Don’t be put off by its brevity, Jenny Offill’s Weather packs a mighty literary punch

Lizzie Benson, the narrator of Jenny Offill’s latest novel Weather, is a failed university student, librarian, surveyor of life and lives, and enthusiastic amateur psychiatrist. She is busily absorbed in managing the everyday: her relationship with husband Ben, a laid-back IT specialist, caring for her worryingly bright son, religion-obsessed mother and recovering addict brother. Yoga. A possible affair. Life.

“I wish you were a real shrink,” my husband says. “Then we’d be rich.”

Then her old University professor and mentor Sylvie, offers her a job on her hugely successful futurologist podcast Hell and High Water.  She has to reply to the emails from across the spectrum of listeners: Left wingers fired up about climate change, far Righters, guns raised over the decline in western civilisation and loss of civil rights. And, increasingly, those drawn irrevocably through the smoke of a burning planet, to the Rapture.

Lizzie’s observations come via brilliant practical self-contained capsules, which, when joined together create a unique, sparkling constellation. A bit like Elon Musk’s Starlink, but without the light pollution.

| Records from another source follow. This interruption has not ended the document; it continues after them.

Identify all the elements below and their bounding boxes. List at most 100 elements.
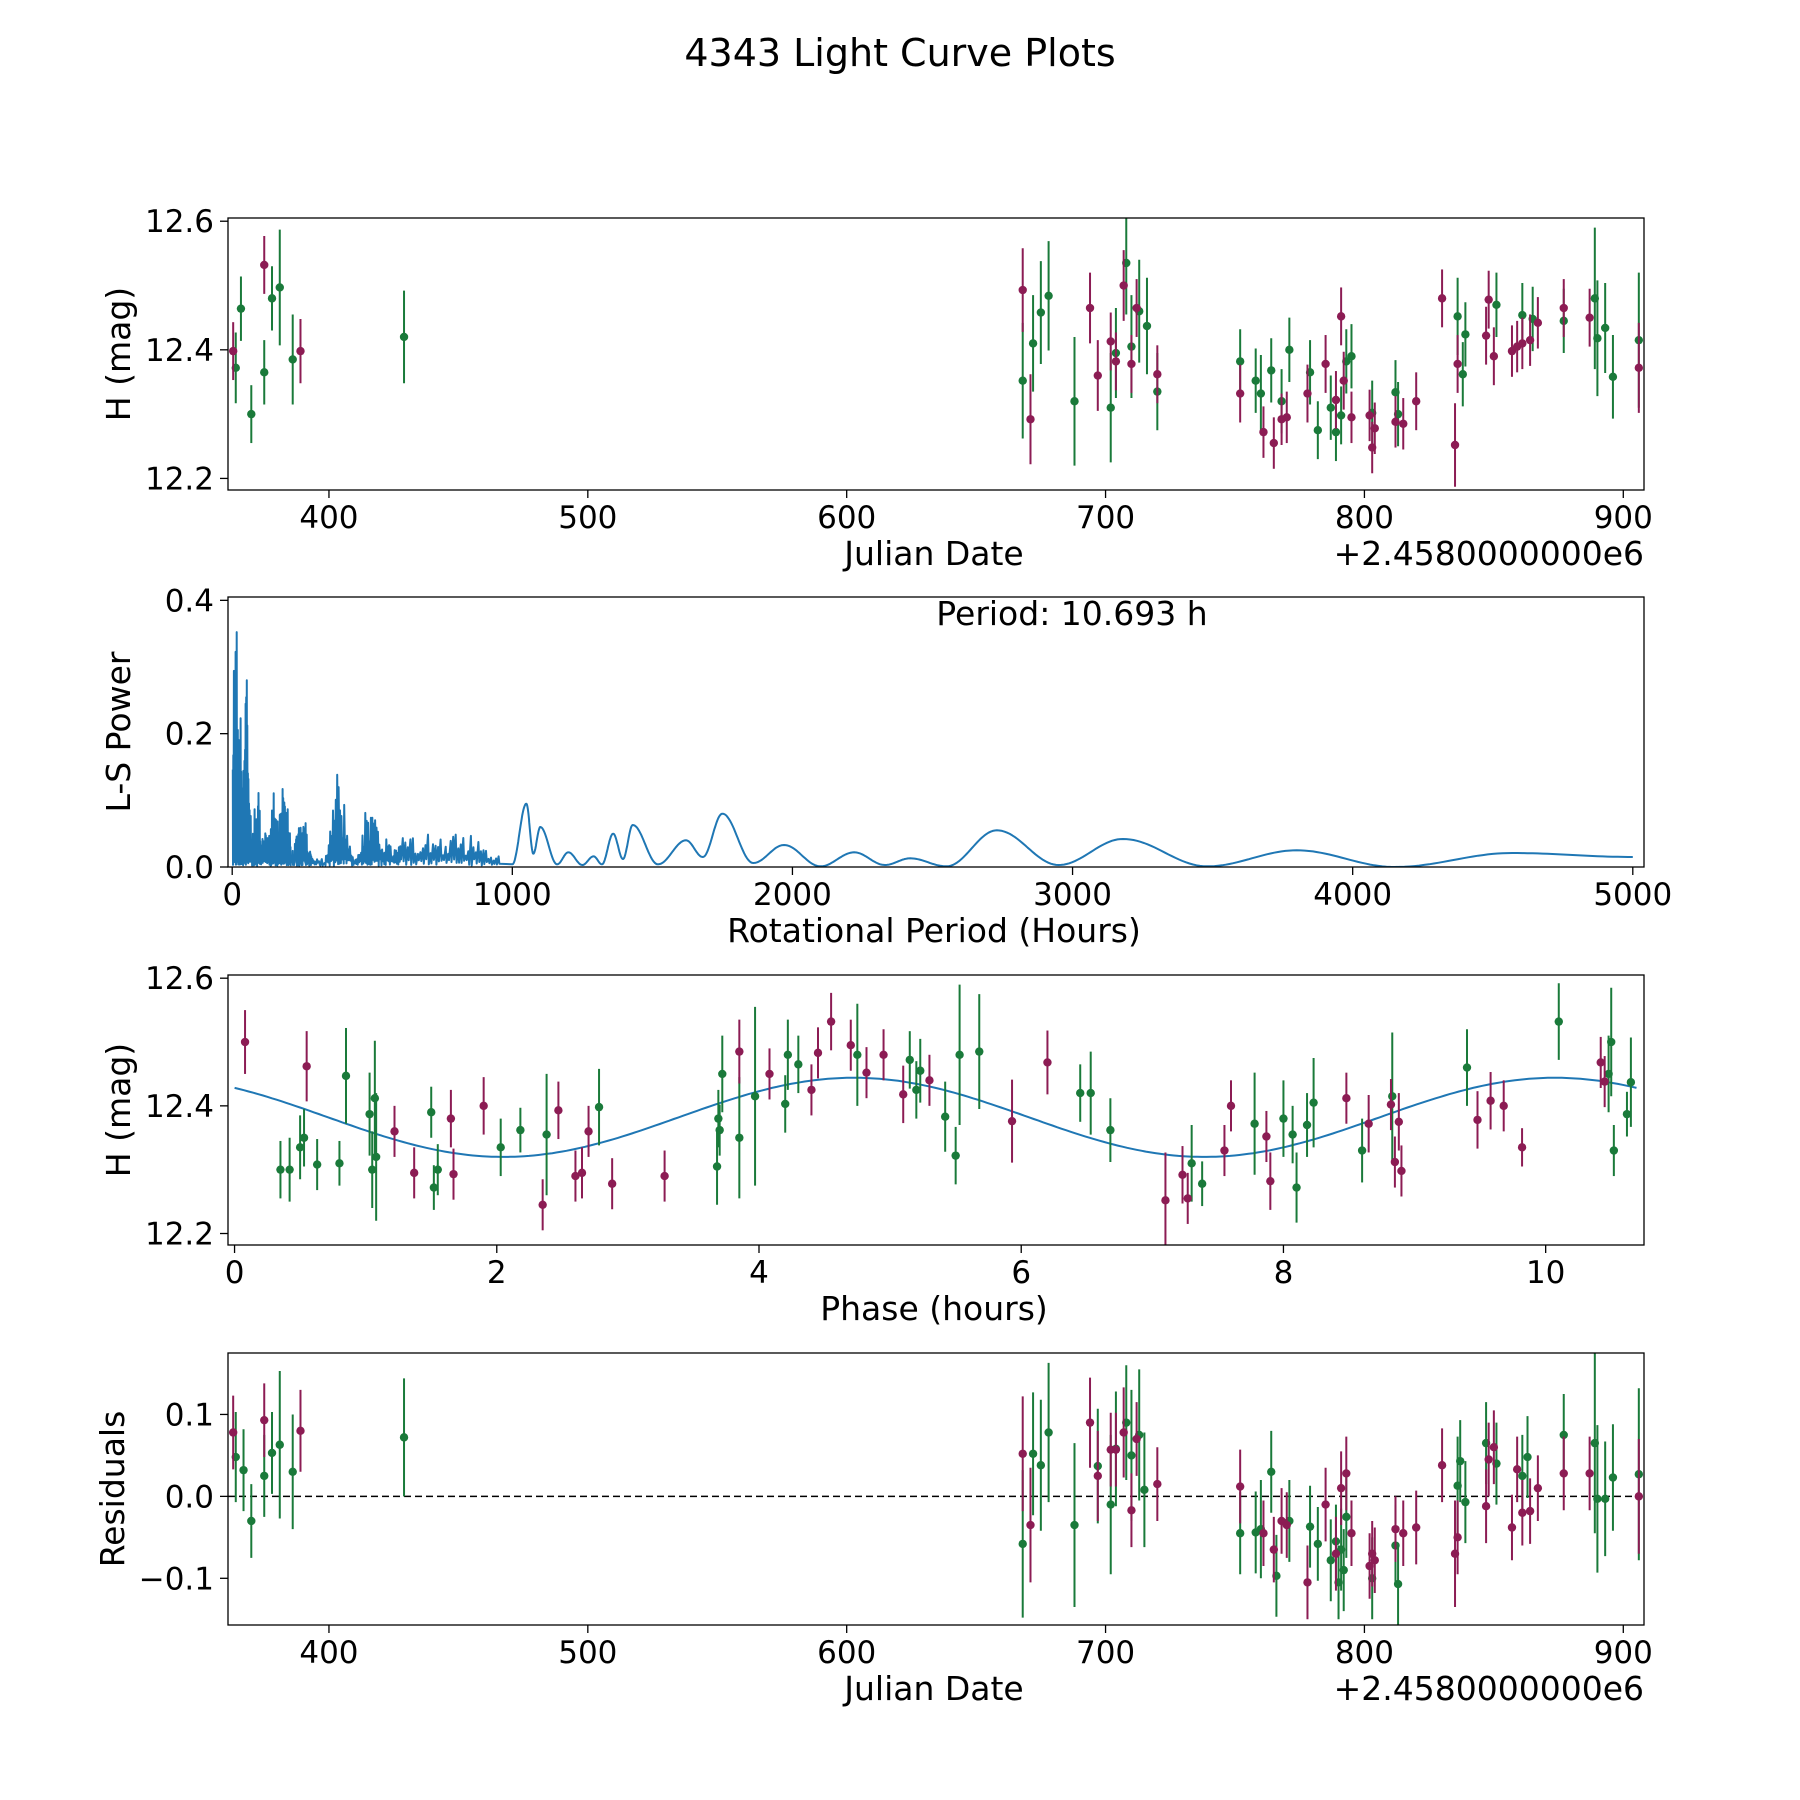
data-point xyxy=(1453,1533,1462,1542)
data-point xyxy=(240,1037,250,1047)
y-tick-label: 12.4 xyxy=(145,1089,214,1125)
data-point xyxy=(1593,1494,1602,1504)
data-point xyxy=(807,1085,816,1095)
data-point xyxy=(496,1143,505,1152)
data-point xyxy=(1266,1176,1275,1186)
data-point xyxy=(1267,1467,1276,1476)
data-point xyxy=(1127,359,1136,369)
data-point xyxy=(1036,308,1046,317)
data-point xyxy=(1018,376,1027,385)
x-offset-label: +2.4580000000e6 xyxy=(1334,534,1644,573)
x-tick-label: 600 xyxy=(817,1635,876,1671)
x-offset-label: +2.4580000000e6 xyxy=(1334,1669,1644,1708)
data-point xyxy=(712,1162,722,1171)
data-point xyxy=(1119,1428,1128,1437)
data-point xyxy=(813,1048,823,1058)
data-point xyxy=(302,1062,311,1071)
data-point xyxy=(1142,321,1152,331)
data-point xyxy=(1331,1549,1341,1558)
data-point xyxy=(1018,1539,1027,1549)
data-point xyxy=(1342,1469,1351,1478)
data-point xyxy=(1370,424,1379,433)
data-point xyxy=(1235,1482,1245,1491)
x-axis-label: Phase (hours) xyxy=(820,1289,1048,1328)
y-tick-label: 12.6 xyxy=(145,204,214,240)
y-axis-label: H (mag) xyxy=(99,1043,138,1177)
data-point xyxy=(427,1108,436,1117)
series-filter-a xyxy=(276,983,1636,1223)
data-point xyxy=(554,1106,563,1115)
data-point xyxy=(912,1085,921,1095)
data-point xyxy=(905,1055,914,1065)
data-point xyxy=(1391,417,1400,427)
data-point xyxy=(1292,1183,1301,1192)
data-point xyxy=(1518,1508,1527,1517)
data-point xyxy=(1044,1428,1053,1437)
data-point xyxy=(288,1467,297,1476)
data-point xyxy=(1178,1170,1187,1179)
data-point xyxy=(862,1068,871,1077)
data-point xyxy=(1347,1529,1356,1538)
data-point xyxy=(542,1130,551,1139)
data-point xyxy=(846,1041,855,1050)
data-point xyxy=(916,1066,925,1075)
data-point xyxy=(1044,291,1053,301)
data-point xyxy=(1111,357,1121,366)
x-tick-label: 400 xyxy=(299,500,358,536)
x-tick-label: 2 xyxy=(487,1255,507,1291)
data-point xyxy=(1390,1157,1400,1167)
data-point xyxy=(925,1076,934,1085)
data-point xyxy=(594,1102,604,1112)
data-point xyxy=(236,304,246,313)
data-point xyxy=(1288,1130,1297,1139)
data-point xyxy=(1559,1469,1568,1478)
figure-title: 4343 Light Curve Plots xyxy=(684,31,1115,75)
x-tick-label: 800 xyxy=(1335,500,1394,536)
data-point xyxy=(1086,1088,1095,1098)
data-point xyxy=(1357,1146,1367,1155)
data-point xyxy=(1593,334,1602,343)
data-point xyxy=(584,1127,593,1136)
data-point xyxy=(975,1047,984,1056)
y-axis-label: Residuals xyxy=(93,1411,132,1568)
data-point xyxy=(368,1165,377,1174)
x-tick-label: 4 xyxy=(749,1255,769,1291)
data-point xyxy=(940,1112,950,1121)
data-point xyxy=(1600,1494,1610,1504)
x-tick-label: 600 xyxy=(817,500,876,536)
data-point xyxy=(1437,294,1447,303)
data-point xyxy=(735,1133,744,1142)
light-curve-panel: 400 500 600 700 800 900 12.2 12.4 12.6 Julian Dat… xyxy=(99,204,1653,573)
period-annotation: Period: 10.693 h xyxy=(936,594,1207,633)
data-point xyxy=(1127,1506,1136,1515)
series-filter-a xyxy=(231,218,1644,466)
data-point xyxy=(1070,1520,1079,1530)
data-point xyxy=(1342,1512,1351,1522)
series-filter-b xyxy=(240,992,1609,1245)
x-tick-label: 8 xyxy=(1274,1255,1294,1291)
data-point xyxy=(571,1171,580,1181)
data-point xyxy=(1305,1522,1315,1531)
periodogram-panel: 0 1000 2000 3000 4000 5000 0.0 0.2 0.4 Rotational… xyxy=(99,583,1672,950)
data-point xyxy=(1492,300,1501,310)
x-tick-label: 10 xyxy=(1526,1255,1565,1291)
data-point xyxy=(1321,359,1330,369)
data-point xyxy=(1489,1443,1499,1452)
data-point xyxy=(1507,1523,1517,1532)
data-point xyxy=(371,1152,381,1162)
data-point xyxy=(1259,1529,1268,1538)
data-point xyxy=(1326,403,1335,412)
data-point xyxy=(1262,1132,1271,1141)
data-point xyxy=(1450,440,1460,450)
data-point xyxy=(1559,303,1568,313)
data-point xyxy=(1486,1096,1495,1105)
x-tick-label: 900 xyxy=(1594,500,1653,536)
data-point xyxy=(1132,303,1141,313)
data-point xyxy=(538,1200,547,1209)
data-point xyxy=(1302,1120,1312,1130)
data-point xyxy=(260,1415,269,1425)
data-point xyxy=(1481,1502,1491,1511)
data-point xyxy=(335,1159,344,1168)
data-point xyxy=(247,409,256,419)
data-point xyxy=(1533,318,1543,328)
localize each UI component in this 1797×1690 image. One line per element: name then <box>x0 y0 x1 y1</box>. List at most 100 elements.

Some paragraphs, many paragraphs, are plain laugh-out-loud funny. Others are little time bombs, suddenly catching you unawares, paragraphs, even pages, later. It is one of those books you devour in one sitting, then immediately regret your rapacious action, and keep returning to it.

Weather is short, with short paragraphs – even shorter than her much acclaimed debut novel Dept. of Speculation. But do not be put off by its apparent brevity it packs a literary punch far stronger than books many times its length. Offill has created a world so prescient that it makes these strange days in which we currently live, seem normal.

I’m starting to understand why all those people want to go to Mars. The guest today on the show is explaining that many scientists are in a state of barely suppressed panic about the latest data coming in. The previous models were too conservative. Everything is happening much faster than expected. He signs off with a small, borrowed witticism.

 Many of us subscribe to the same sentiment as our colleague Sherwood Rowland. He remarked to his wife one night after coming home: “The work is going well, but it looks like it might be the end of the world.”

 Weather by Jenny Offill is published by Granta. It is shortlisted for the 2020 Women’s Prize for Fiction, the winner of which will be announced on Wednesday September 9th.